Q160. Which type of therapy is commonly used to help people with substance use problems?
A) Dream interpretation
B) Gradual exposure to fears
C) Cognitive-behavioral therapy (CBT)
D) Conditioning through rewards only
Answer – C) Cognitive-behavioral therapy (CBT)
Explanation: CBT helps people recognize negative thinking patterns and behaviors related to substance use, and teaches healthier ways to cope.
A: Dream analysis is not useful in treating addiction. B: Exposure therapy is mostly for phobias, not addiction. D: Rewards alone are not enough for long-term change.
Major Psychological Disorders important parts to remember!
Disorder Type
Description
Examples
Anxiety Disorders
Intense and persistent fear or worry, often with physical symptoms.
Generalized Anxiety Disorder, Phobias, Panic
Obsessive-Compulsive and Related Disorders
Repetitive intrusive thoughts (obsessions) and actions (compulsions).
OCD, Body Dysmorphic Disorder
Trauma- and Stressor-Related Disorders
Develop after exposure to extreme stress or trauma.
PTSD, Adjustment Disorder
Somatic Symptom and Related Disorders
Physical symptoms without medical cause, linked to psychological distress.

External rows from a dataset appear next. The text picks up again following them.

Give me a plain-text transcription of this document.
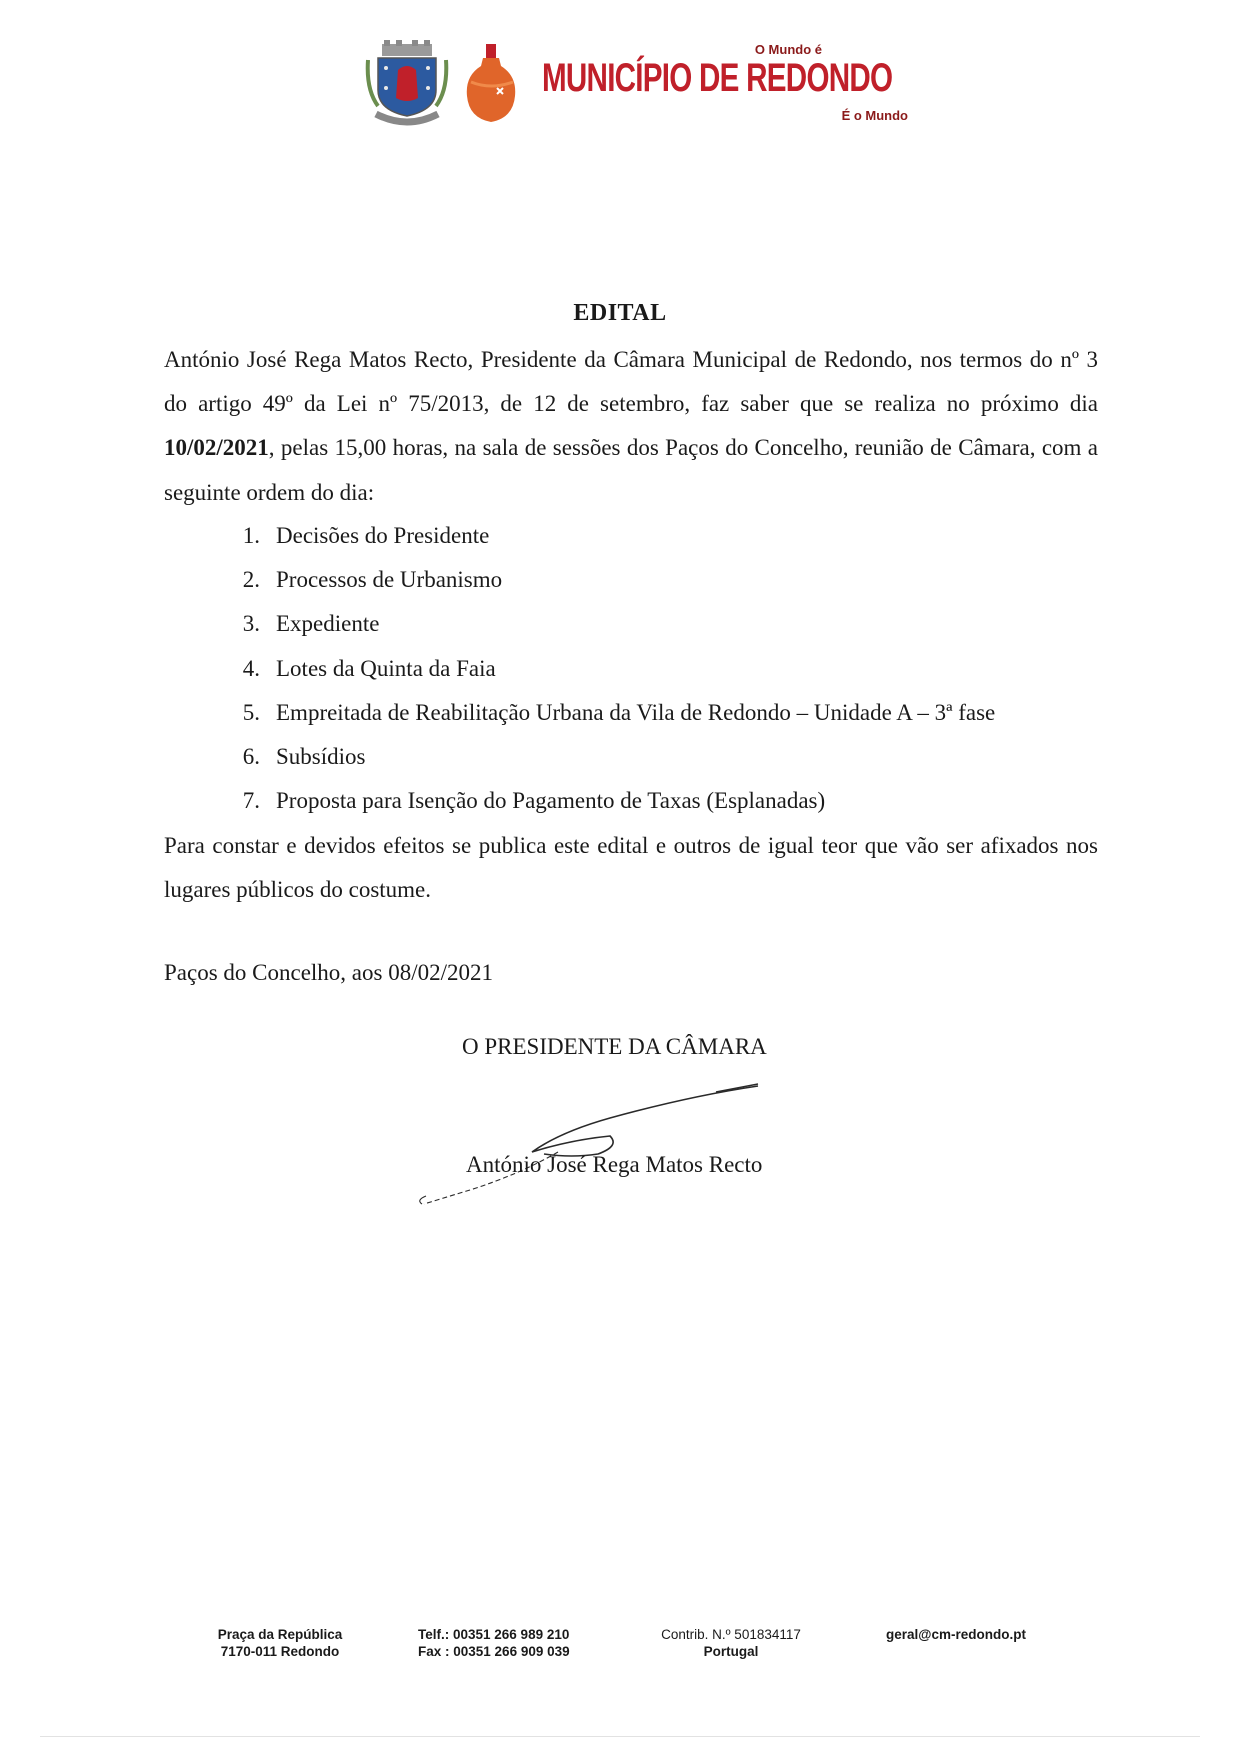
O Mundo é
MUNICÍPIO DE REDONDO
É o Mundo
EDITAL

António José Rega Matos Recto, Presidente da Câmara Municipal de Redondo, nos termos do nº 3 do artigo 49º da Lei nº 75/2013, de 12 de setembro, faz saber que se realiza no próximo dia 10/02/2021, pelas 15,00 horas, na sala de sessões dos Paços do Concelho, reunião de Câmara, com a seguinte ordem do dia:

1. Decisões do Presidente
2. Processos de Urbanismo
3. Expediente
4. Lotes da Quinta da Faia
5. Empreitada de Reabilitação Urbana da Vila de Redondo – Unidade A – 3ª fase
6. Subsídios
7. Proposta para Isenção do Pagamento de Taxas (Esplanadas)

Para constar e devidos efeitos se publica este edital e outros de igual teor que vão ser afixados nos lugares públicos do costume.

Paços do Concelho, aos 08/02/2021

O PRESIDENTE DA CÂMARA

António José Rega Matos Recto

Praça da República
7170-011 Redondo
Telf.: 00351 266 989 210
Fax : 00351 266 909 039
Contrib. N.º 501834117
Portugal
geral@cm-redondo.pt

Somatic Symptom Disorder, Illness Anxiety
Dissociative Disorders
Disruptions in memory, identity, or awareness.
Dissociative Amnesia, DID
Depressive Disorders
Persistent low mood, loss of interest, and fatigue.
Major Depressive Disorder
Bipolar and Related Disorders
Alternating periods of depression and mania/hypomania.
Bipolar I & II Disorder
Schizophrenia Spectrum and Other Psychotic Disorders
Distorted thinking, hallucinations, delusions, and disorganized behavior.
Schizophrenia, Brief Psychotic Disorder
Neurodevelopmental Disorders
Early-onset disorders affecting cognitive and social functioning.
Autism, ADHD
Disruptive, Impulse-Control and Conduct Disorders
Problems with self-control of emotions and behaviors that violate social rules.
Conduct Disorder, Intermittent Explosive Disorder
Feeding and Eating Disorders
Disturbed eating behaviors with severe health consequences.